In this article, you'll learn how and why we recommend approaching your survey data using the Ladder of Inference, a mental model created by organizational psychologist Chris Argyris and popularized by Peter Senge in The Fifth Discipline: The Art and Practice of the Learning Organization.
What is the Ladder of Inference
The Ladder of Inference is a way of understanding the decision-making process. At the bottom of the ladder is data, which we encounter all the time as we go about our daily lives. When we make decisions, we quickly climb this ladder, from taking in data, making assumptions, drawing conclusions, and finally taking action. It is essential to our survival that we are able to react quickly based on data, but when we are reviewing and analyzing student data,
Read this example of how quickly climbing the ladder may lead you to jump to conclusions, which could potentially be harmful if it results in taking action.

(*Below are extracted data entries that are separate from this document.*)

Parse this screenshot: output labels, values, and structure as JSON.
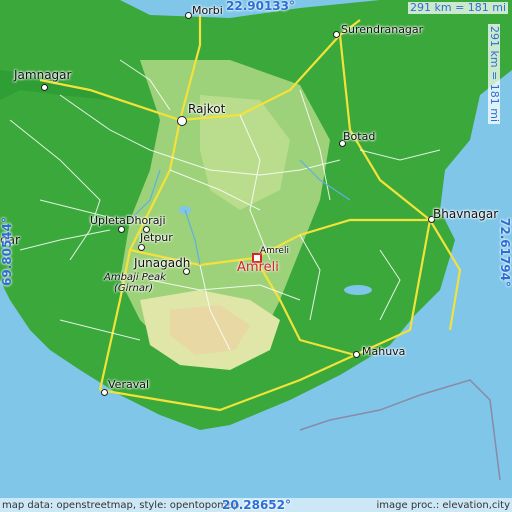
{
  "map": {
    "coords": {
      "top": "22.90133°",
      "bottom": "20.28652°",
      "left": "69.80544°",
      "right": "72.61794°"
    },
    "scale": {
      "horizontal": "291 km = 181 mi",
      "vertical": "291 km = 181 mi"
    },
    "footer": {
      "left": "map data: openstreetmap, style: opentopomap",
      "right": "image proc.: elevation,city"
    },
    "places": {
      "morbi": "Morbi",
      "surendranagar": "Surendranagar",
      "jamnagar": "Jamnagar",
      "rajkot": "Rajkot",
      "botad": "Botad",
      "upleta": "Upleta",
      "dhoraji": "Dhoraji",
      "jetpur": "Jetpur",
      "dar": "dar",
      "junagadh": "Junagadh",
      "amreli_small": "Amreli",
      "amreli_main": "Amreli",
      "bhavnagar": "Bhavnagar",
      "ambaji_peak": "Ambaji Peak",
      "girnar": "(Girnar)",
      "mahuva": "Mahuva",
      "veraval": "Veraval"
    },
    "colors": {
      "sea": "#7fc6e8",
      "lowland": "#3aa83a",
      "midland": "#9ed27a",
      "highland": "#dfe6a8",
      "road_major": "#f2e23a",
      "road_minor": "#ffffff",
      "highlight": "#d9232b",
      "coord_text": "#2b6fd6"
    }
  }
}
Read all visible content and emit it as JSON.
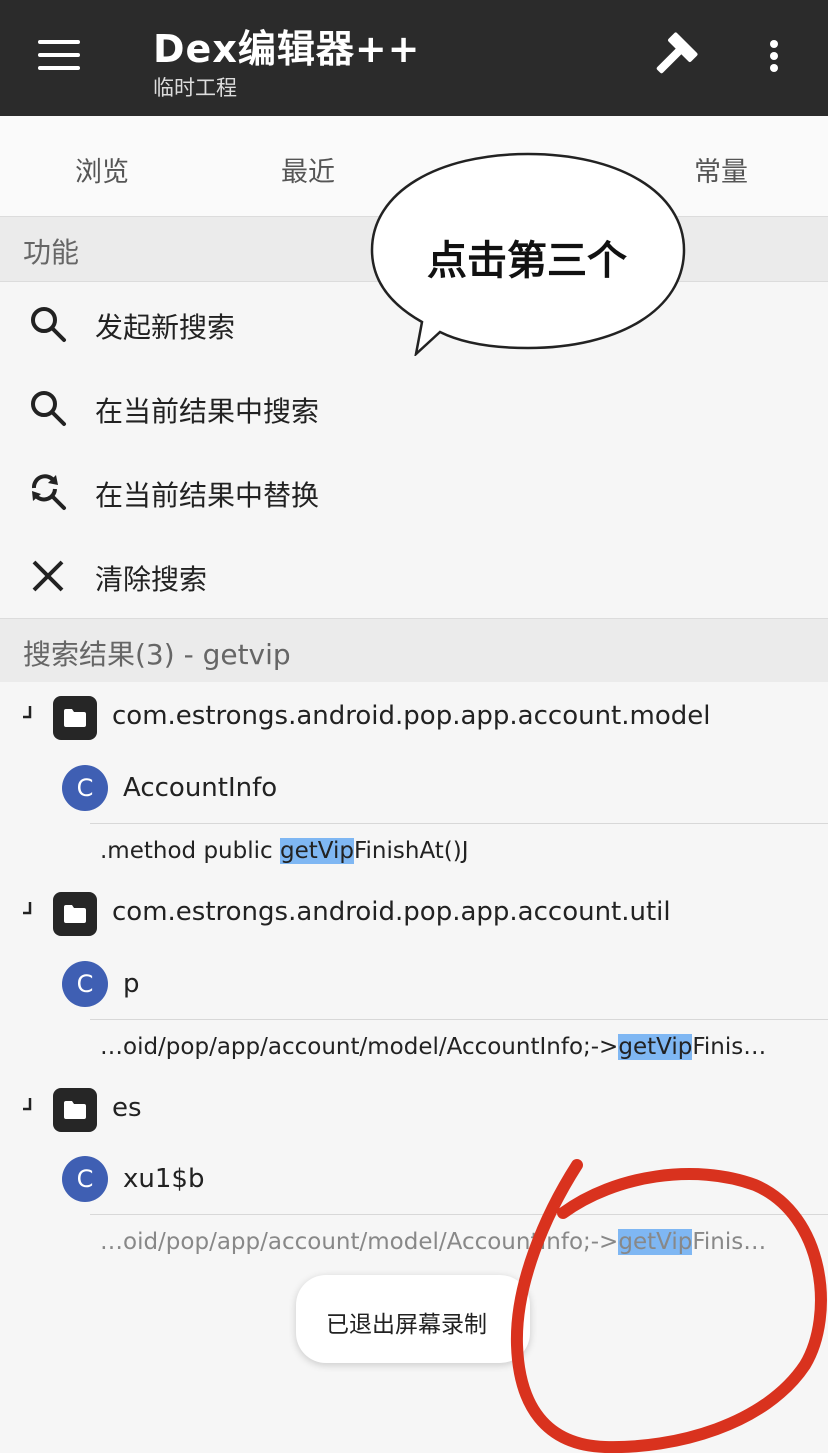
{
  "appbar": {
    "title": "Dex编辑器++",
    "subtitle": "临时工程",
    "bg_color": "#2b2b2b"
  },
  "tabs": [
    {
      "label": "浏览"
    },
    {
      "label": "最近"
    },
    {
      "label": "常量"
    }
  ],
  "functions_section": {
    "header": "功能",
    "items": [
      {
        "label": "发起新搜索",
        "icon": "search-icon"
      },
      {
        "label": "在当前结果中搜索",
        "icon": "search-icon"
      },
      {
        "label": "在当前结果中替换",
        "icon": "search-replace-icon"
      },
      {
        "label": "清除搜索",
        "icon": "close-icon"
      }
    ]
  },
  "results_section": {
    "header": "搜索结果(3) - getvip",
    "groups": [
      {
        "package": "com.estrongs.android.pop.app.account.model",
        "class_letter": "C",
        "class_name": "AccountInfo",
        "match_prefix": ".method public ",
        "match_hl": "getVip",
        "match_suffix": "FinishAt()J"
      },
      {
        "package": "com.estrongs.android.pop.app.account.util",
        "class_letter": "C",
        "class_name": "p",
        "match_prefix": "…oid/pop/app/account/model/AccountInfo;->",
        "match_hl": "getVip",
        "match_suffix": "Finis…"
      },
      {
        "package": "es",
        "class_letter": "C",
        "class_name": "xu1$b",
        "match_prefix": "…oid/pop/app/account/model/AccountInfo;->",
        "match_hl": "getVip",
        "match_suffix": "Finis…"
      }
    ]
  },
  "callout": {
    "text": "点击第三个"
  },
  "toast": {
    "text": "已退出屏幕录制"
  },
  "colors": {
    "accent_highlight": "#7fb7f3",
    "class_badge": "#3f5fb3",
    "annotation_red": "#d9321e"
  }
}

You are at a joint Parent-Teacher committee meeting. Jean, one of the teachers on the committee leaves the room suddenly one evening in the middle of a presentation. This might get you thinking: Maybe Jean isn’t really invested in the work. Your mind, expertly and automatically, filters through memories of Jean. A couple linger with you: she hasn’t really seemed all that engaged lately. You might decide you need to have a conversation with her to tell her this isn’t acceptable for your group.
Now, imagine an alternate reality where in the middle of that meeting, Jean received a text message that her daughter fell off the monkey bars during recess. The action that you observed had nothing to do with Jean's engagement; she just had to go.
Think about how this situation could have played out if you had confronted Jean. And once you had updated your beliefs about her, there’s a good chance you would have continued to selectively filter your observations of her to be consistent with your beliefs, starting a vicious cycle. That’s how the mind works. This is one of the most dangerous risks of climbing the ladder of inference too quickly.
How to Stay Low on the Ladder of Inference
As you dive into your school reports to look at data, we recommend that you start with “Just the Facts." The point of this is to stay low on the Ladder of Inference, or to notice and observe data without yet asking “why” or thinking about what we should do about it. Intentionally taking a moment to observe and hear what your school community is telling you through data will allow you to make much more informed decisions.